Connecting With History – Olive Grace Redd

July 2, 2008

When I moved to Roswell in 1977, both Roswell and Alpharetta were sleepy little towns sitting along a two-lane road known as U.S. Highway 19. Things have certainly changed since then, but they’ve changed even more over the last ninety-five. Just ask Olive Redd.

Olive was born on May 3, 1913 in a farmhouse about four miles north of Alpharetta. When I asked Olive for the exact address of her homestead I was informed that they didn’t worry about such things back then. Their farm was three hills, two streams, and a couple of big rocks from town.

With the help of Olive’s niece, Betsy Hopkins, the folks at the Alpharetta Welcome Center, and Ruth Wills I was able to locate what was probably the old Redd farm – just south of the Hopewell Baptist Church. Ruth Wills, by the way, is an eighty-four year old lady who still lives on the farm in Alpharetta where she was born. We’ll save her story for a future issue.

Olive was the fifth and last child born on that farm. She had three brothers and one sister. That sister was so mad when Olive was born that she packed a bag and ran away. She didn’t go far and she didn’t stay away for long. She just let people know she was displeased. Fortunately, she soon got over her anger.

The middle boy died at the age of one or two, but all the other siblings survived to adulthood. Her oldest brother, Lloyd, lived to be ninety-five.

Growing up on a working farm, all of the children were expected to help.
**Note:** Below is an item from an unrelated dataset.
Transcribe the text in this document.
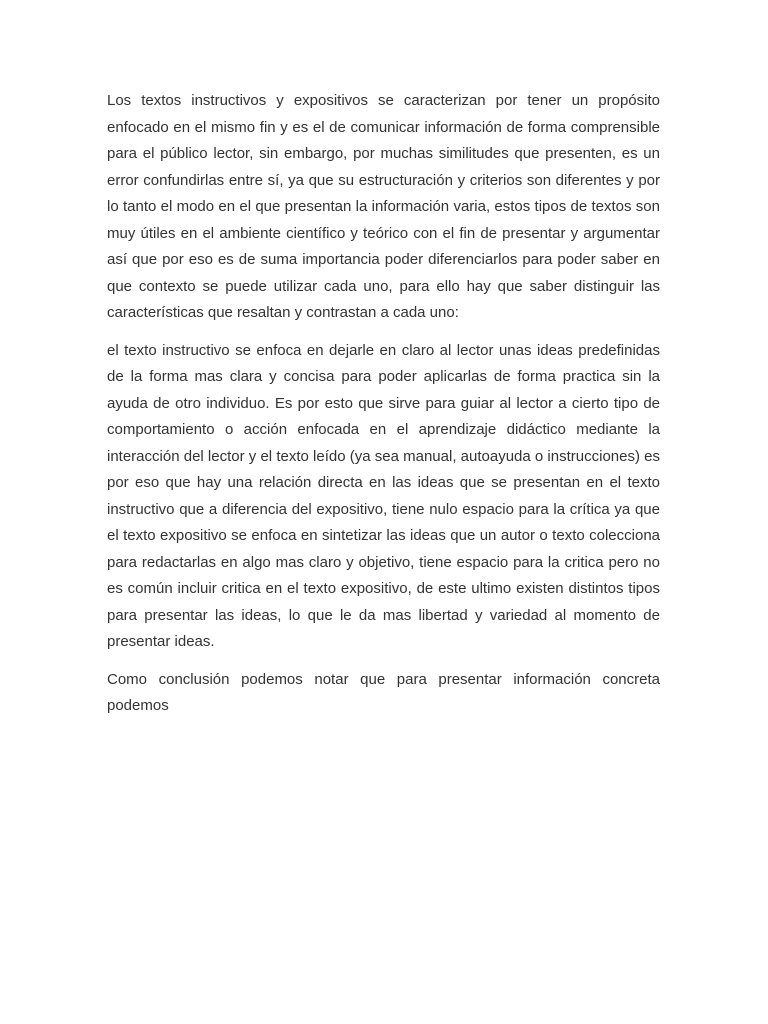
Los textos instructivos y expositivos se caracterizan por tener un propósito enfocado en el mismo fin y es el de comunicar información de forma comprensible para el público lector, sin embargo, por muchas similitudes que presenten, es un error confundirlas entre sí, ya que su estructuración y criterios son diferentes y por lo tanto el modo en el que presentan la información varia, estos tipos de textos son muy útiles en el ambiente científico y teórico con el fin de presentar y argumentar así que por eso es de suma importancia poder diferenciarlos para poder saber en que contexto se puede utilizar cada uno, para ello hay que saber distinguir las características que resaltan y contrastan a cada uno:

el texto instructivo se enfoca en dejarle en claro al lector unas ideas predefinidas de la forma mas clara y concisa para poder aplicarlas de forma practica sin la ayuda de otro individuo. Es por esto que sirve para guiar al lector a cierto tipo de comportamiento o acción enfocada en el aprendizaje didáctico mediante la interacción del lector y el texto leído (ya sea manual, autoayuda o instrucciones) es por eso que hay una relación directa en las ideas que se presentan en el texto instructivo que a diferencia del expositivo, tiene nulo espacio para la crítica ya que el texto expositivo se enfoca en sintetizar las ideas que un autor o texto colecciona para redactarlas en algo mas claro y objetivo, tiene espacio para la critica pero no es común incluir critica en el texto expositivo, de este ultimo existen distintos tipos para presentar las ideas, lo que le da mas libertad y variedad al momento de presentar ideas.

Como conclusión podemos notar que para presentar información concreta podemos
That meant plowing the fields using two mules, planting the seeds, hoeing the weeds, and harvesting the crops. Then came the chore of canning much of the produce to help them survive the winter months.

Olive’s father grew cotton as the main cash crop but also grew a wide variety of other things to keep the family well fed. Wheat, corn, oats, peas, beans, okra, tomatoes and other vegetables were a big part of the family diet. As with most farm families, this diet was supplemented with chickens and eggs. They got milk from the two cows they always had around, and meat from the two hogs they slaughtered each year.

Other necessities – clothing, tools, and the like – could be purchased from Charlie Haygood’s store in “downtown” Alpharetta.

In many ways, the Redd family was totally self-sufficient. There are few families that could make such a claim today. With our modern conveniences, it’s easy to overlook the hardships that farm families endured during Olive’s youth.

For most of us, the idea of using an outhouse is something to be endured during a concert, camping trip, or picnic. None of us would want to use a portable toilet any more than was absolutely necessary, yet today’s portable devices are probably much more comfortable than the splintery seats of the “good old” days.

The significance of indoor plumbing of any sort can’t be underestimated. When Olive was a child, water had to be drawn from the well and carried into the house in buckets. The only hot water came as a result of heating large pots of water on the wood-burning stove.

The electrification of rural Georgia was still some years away when Olive graduated from high school in 1931. She didn’t even have a telephone for her friends and relatives to call and congratulate her for being number one in her class of eighteen.

All of the children attended school. Their elementary education was completed at the Summit School, which was within walking distance (two or three miles) of their farm. For high school, they had to hitch one of the mules to the buggy and travel to Milton County High School on Milton Avenue.

Olive’s mother died while Olive was still young, so her father had to be both mother and father to the four children. When I asked Olive if she ever got into any mischief as a child she told me that her father once almost killed a bush because he cut so many switches from it. She didn’t elaborate as to which of the children was being disciplined.

I asked Olive if they had any favorite games they played as children. The only game she could remember was “Drop the handkerchief”. Her eyes sparkled as she tried to explain the rules to me. I then asked if they had a favorite swimming hole. “Our entire farm was a swimming hole when the rains came!” was her reply. I guess there were some years when they could swim more than others.

Shortly after her high school graduation, Olive moved to Buckhead and got a job as a secretary/bookkeeper for a Mr. John R. Snelling. While she was still a very young woman she was hit by a car on Spring Street. He leg got caught in the streetcar track, which made the injury far worse. She lost the leg, but not her spirit.

She spent the next sixty years or so in Buckhead and worked as a stenographer, secretary, or bookkeeper for a number of small companies. All that time, she remained active with her church and maintained contact with her friends in Alpharetta.

Olive now lives in a group home in Roswell and is proud of the fact that she has read the Bible from cover to cover eight times. She says, “Growing up on a farm was a hard life, but I don’t regret one minute of it. I’d gladly do it again. It made me right strong!”

I’d like to thank Jackie Searl, a volunteer with Happy Tails, for telling me about this delightful woman. By the way, Happy Tails is a group that takes dogs and cats to visit elderly shut-ins.